Hong Kong’s case numbers have exploded in recent days after the week’s Lunar New Years celebration, even with limits on in home gatherings of multiple families, and a two-person limit to public gatherings. Taiwan so far has not experienced the same spike, despite looser COVID protocols in the country.
Hong Kong is also expanding the list of locations for which vaccines are required now to salons, malls, and markets, partially in an effort to combat incredibly low vaccination rates amongst wide distrust of the authoritarian government and its vaccination programs.
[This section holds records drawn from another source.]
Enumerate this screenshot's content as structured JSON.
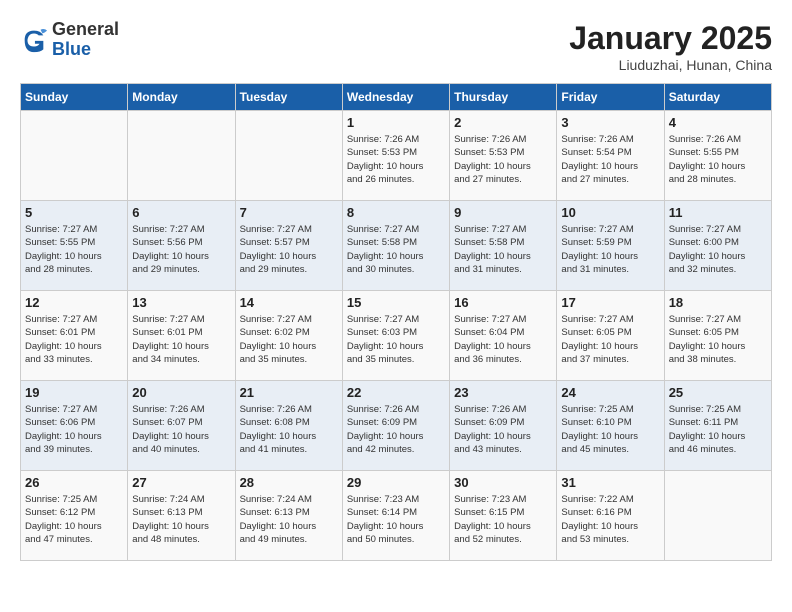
{
  "header": {
    "logo_general": "General",
    "logo_blue": "Blue",
    "title": "January 2025",
    "subtitle": "Liuduzhai, Hunan, China"
  },
  "weekdays": [
    "Sunday",
    "Monday",
    "Tuesday",
    "Wednesday",
    "Thursday",
    "Friday",
    "Saturday"
  ],
  "weeks": [
    [
      {
        "day": "",
        "info": ""
      },
      {
        "day": "",
        "info": ""
      },
      {
        "day": "",
        "info": ""
      },
      {
        "day": "1",
        "info": "Sunrise: 7:26 AM\nSunset: 5:53 PM\nDaylight: 10 hours\nand 26 minutes."
      },
      {
        "day": "2",
        "info": "Sunrise: 7:26 AM\nSunset: 5:53 PM\nDaylight: 10 hours\nand 27 minutes."
      },
      {
        "day": "3",
        "info": "Sunrise: 7:26 AM\nSunset: 5:54 PM\nDaylight: 10 hours\nand 27 minutes."
      },
      {
        "day": "4",
        "info": "Sunrise: 7:26 AM\nSunset: 5:55 PM\nDaylight: 10 hours\nand 28 minutes."
      }
    ],
    [
      {
        "day": "5",
        "info": "Sunrise: 7:27 AM\nSunset: 5:55 PM\nDaylight: 10 hours\nand 28 minutes."
      },
      {
        "day": "6",
        "info": "Sunrise: 7:27 AM\nSunset: 5:56 PM\nDaylight: 10 hours\nand 29 minutes."
      },
      {
        "day": "7",
        "info": "Sunrise: 7:27 AM\nSunset: 5:57 PM\nDaylight: 10 hours\nand 29 minutes."
      },
      {
        "day": "8",
        "info": "Sunrise: 7:27 AM\nSunset: 5:58 PM\nDaylight: 10 hours\nand 30 minutes."
      },
      {
        "day": "9",
        "info": "Sunrise: 7:27 AM\nSunset: 5:58 PM\nDaylight: 10 hours\nand 31 minutes."
      },
      {
        "day": "10",
        "info": "Sunrise: 7:27 AM\nSunset: 5:59 PM\nDaylight: 10 hours\nand 31 minutes."
      },
      {
        "day": "11",
        "info": "Sunrise: 7:27 AM\nSunset: 6:00 PM\nDaylight: 10 hours\nand 32 minutes."
      }
    ],
    [
      {
        "day": "12",
        "info": "Sunrise: 7:27 AM\nSunset: 6:01 PM\nDaylight: 10 hours\nand 33 minutes."
      },
      {
        "day": "13",
        "info": "Sunrise: 7:27 AM\nSunset: 6:01 PM\nDaylight: 10 hours\nand 34 minutes."
      },
      {
        "day": "14",
        "info": "Sunrise: 7:27 AM\nSunset: 6:02 PM\nDaylight: 10 hours\nand 35 minutes."
      },
      {
        "day": "15",
        "info": "Sunrise: 7:27 AM\nSunset: 6:03 PM\nDaylight: 10 hours\nand 35 minutes."
      },
      {
        "day": "16",
        "info": "Sunrise: 7:27 AM\nSunset: 6:04 PM\nDaylight: 10 hours\nand 36 minutes."
      },
      {
        "day": "17",
        "info": "Sunrise: 7:27 AM\nSunset: 6:05 PM\nDaylight: 10 hours\nand 37 minutes."
      },
      {
        "day": "18",
        "info": "Sunrise: 7:27 AM\nSunset: 6:05 PM\nDaylight: 10 hours\nand 38 minutes."
      }
    ],
    [
      {
        "day": "19",
        "info": "Sunrise: 7:27 AM\nSunset: 6:06 PM\nDaylight: 10 hours\nand 39 minutes."
      },
      {
        "day": "20",
        "info": "Sunrise: 7:26 AM\nSunset: 6:07 PM\nDaylight: 10 hours\nand 40 minutes."
      },
      {
        "day": "21",
        "info": "Sunrise: 7:26 AM\nSunset: 6:08 PM\nDaylight: 10 hours\nand 41 minutes."
      },
      {
        "day": "22",
        "info": "Sunrise: 7:26 AM\nSunset: 6:09 PM\nDaylight: 10 hours\nand 42 minutes."
      },
      {
        "day": "23",
        "info": "Sunrise: 7:26 AM\nSunset: 6:09 PM\nDaylight: 10 hours\nand 43 minutes."
      },
      {
        "day": "24",
        "info": "Sunrise: 7:25 AM\nSunset: 6:10 PM\nDaylight: 10 hours\nand 45 minutes."
      },
      {
        "day": "25",
        "info": "Sunrise: 7:25 AM\nSunset: 6:11 PM\nDaylight: 10 hours\nand 46 minutes."
      }
    ],
    [
      {
        "day": "26",
        "info": "Sunrise: 7:25 AM\nSunset: 6:12 PM\nDaylight: 10 hours\nand 47 minutes."
      },
      {
        "day": "27",
        "info": "Sunrise: 7:24 AM\nSunset: 6:13 PM\nDaylight: 10 hours\nand 48 minutes."
      },
      {
        "day": "28",
        "info": "Sunrise: 7:24 AM\nSunset: 6:13 PM\nDaylight: 10 hours\nand 49 minutes."
      },
      {
        "day": "29",
        "info": "Sunrise: 7:23 AM\nSunset: 6:14 PM\nDaylight: 10 hours\nand 50 minutes."
      },
      {
        "day": "30",
        "info": "Sunrise: 7:23 AM\nSunset: 6:15 PM\nDaylight: 10 hours\nand 52 minutes."
      },
      {
        "day": "31",
        "info": "Sunrise: 7:22 AM\nSunset: 6:16 PM\nDaylight: 10 hours\nand 53 minutes."
      },
      {
        "day": "",
        "info": ""
      }
    ]
  ]
}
The Hong Kong government, which since the pandemic has slipped into deeper control from the PRC, has mostly provided Chinese-made vaccines along side Chinese-imported BioNtech vaccines, with the mRNA vaccines themselves linked to a spate of post-vaccination deaths in Hong Kong.
This also marks a reversal in the roles between the PRC and Hong Kong, with Hong Kongers initially fearing the spread from China amidst a lack of transparency regarding the spread, but now a Chinese fear of the spread from Hong Kong.
It is also providing fuel amongst many in the Western media who have been deeply critical of COVID-zero policies, and aim to pressure China to reopen transit without quarantine requirements. These efforts have been largely dismissed despite their track-record of success relative to the failures of the US and Europe and deaths in the millions.
Much of the recent community spread is blamed in imported cases from such countries, and Australia, Canada, France, India, Pakistan, the Philippines, Britain and the United States have all been blacklisted on a flight ban list, enraging many in those countries.